WAMENA-Provinsi Papua Pegunungan kembali menjadi sorotan publik setelah Gubernur Papua Pegunungan menggelontorkan dana hibah keagamaan miliaran rupiah kepada lembaga keagamaan di Papua Pegunungan. Meski langkah ini mendapat apresiasi dari tokoh agama, kritik muncul terkait prioritas pembangunan yang dinilai belum menyentuh kebutuhan dasar pemerintahan.
Kantor Pemerintahan Masih Kontrak
Sudah tiga tahun sejak Provinsi Papua Pegunungan resmi berdiri melalui UU Nomor 16 Tahun 2022, namun hingga kini kantor gubernur, dinas, dan badan daerah masih menyewa bangunan kontrakan. Fasilitas kerja ASN pun dinilai minim, mulai dari alat tulis kantor (ATK) hingga sarana pendukung lainnya. Hal ini berdampak langsung pada rendahnya partisipasi dan kinerja aparatur sipil negara di wilayah tersebut.

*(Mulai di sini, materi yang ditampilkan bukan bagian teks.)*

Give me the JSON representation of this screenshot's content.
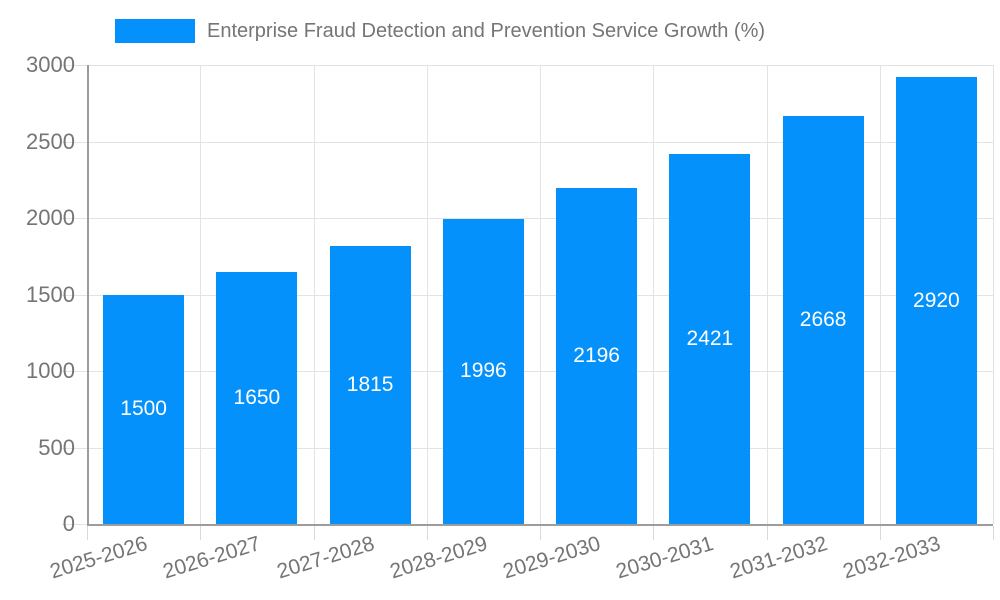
{
  "legend": {
    "label": "Enterprise Fraud Detection and Prevention Service Growth (%)"
  },
  "chart_data": {
    "type": "bar",
    "title": "Enterprise Fraud Detection and Prevention Service Growth (%)",
    "series_name": "Enterprise Fraud Detection and Prevention Service Growth (%)",
    "categories": [
      "2025-2026",
      "2026-2027",
      "2027-2028",
      "2028-2029",
      "2029-2030",
      "2030-2031",
      "2031-2032",
      "2032-2033"
    ],
    "values": [
      1500,
      1650,
      1815,
      1996,
      2196,
      2421,
      2668,
      2920
    ],
    "xlabel": "",
    "ylabel": "",
    "ylim": [
      0,
      3000
    ],
    "yticks": [
      0,
      500,
      1000,
      1500,
      2000,
      2500,
      3000
    ],
    "grid": true,
    "legend_position": "top",
    "bar_value_labels": "inside-center",
    "colors": {
      "bar": "#0591FB",
      "grid": "#e3e3e3",
      "tick": "#d9d9d9",
      "axis": "#9c9c9c",
      "text": "#757575",
      "bar_label": "#ffffff",
      "background": "#ffffff"
    }
  }
}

Tokoh muda Papua Pegunungan, Nioluen Kotouki, S.IP, menyoroti bahwa pembangunan seharusnya berangkat dari pemahaman historis dan tujuan utama lahirnya empat daerah otonom baru (DOB) di Papua. “DOB bukan hanya soal administrasi, tapi solusi atas ketimpangan pembangunan dan pendekatan terhadap isu politik ideologi yang selama ini memicu konflik,” ujarnya.
Prioritas Pembangunan Dipertanyakan
Nioluen menilai bahwa pembangunan perkantoran, perumahan ASN, listrik, dan sanitasi air seharusnya menjadi prioritas utama. Ia juga mengingatkan janji kampanye Gubernur terkait pemberdayaan ekonomi mama-mama Papua, seperti usaha jualan pinang dan kayu bakar, yang hingga kini belum terlihat realisasinya.
Seruan untuk Evaluasi
Dengan anggaran besar yang telah digelontorkan, masyarakat Papua Pegunungan kini menanti langkah konkret pemerintah provinsi dalam membangun infrastruktur dasar. Evaluasi terhadap kebijakan anggaran dan realisasi visi misi gubernur menjadi tuntutan yang semakin menguat.
“Pembangunan harus menyentuh akar kebutuhan rakyat, bukan hanya simbolik,” tegas Nioluen.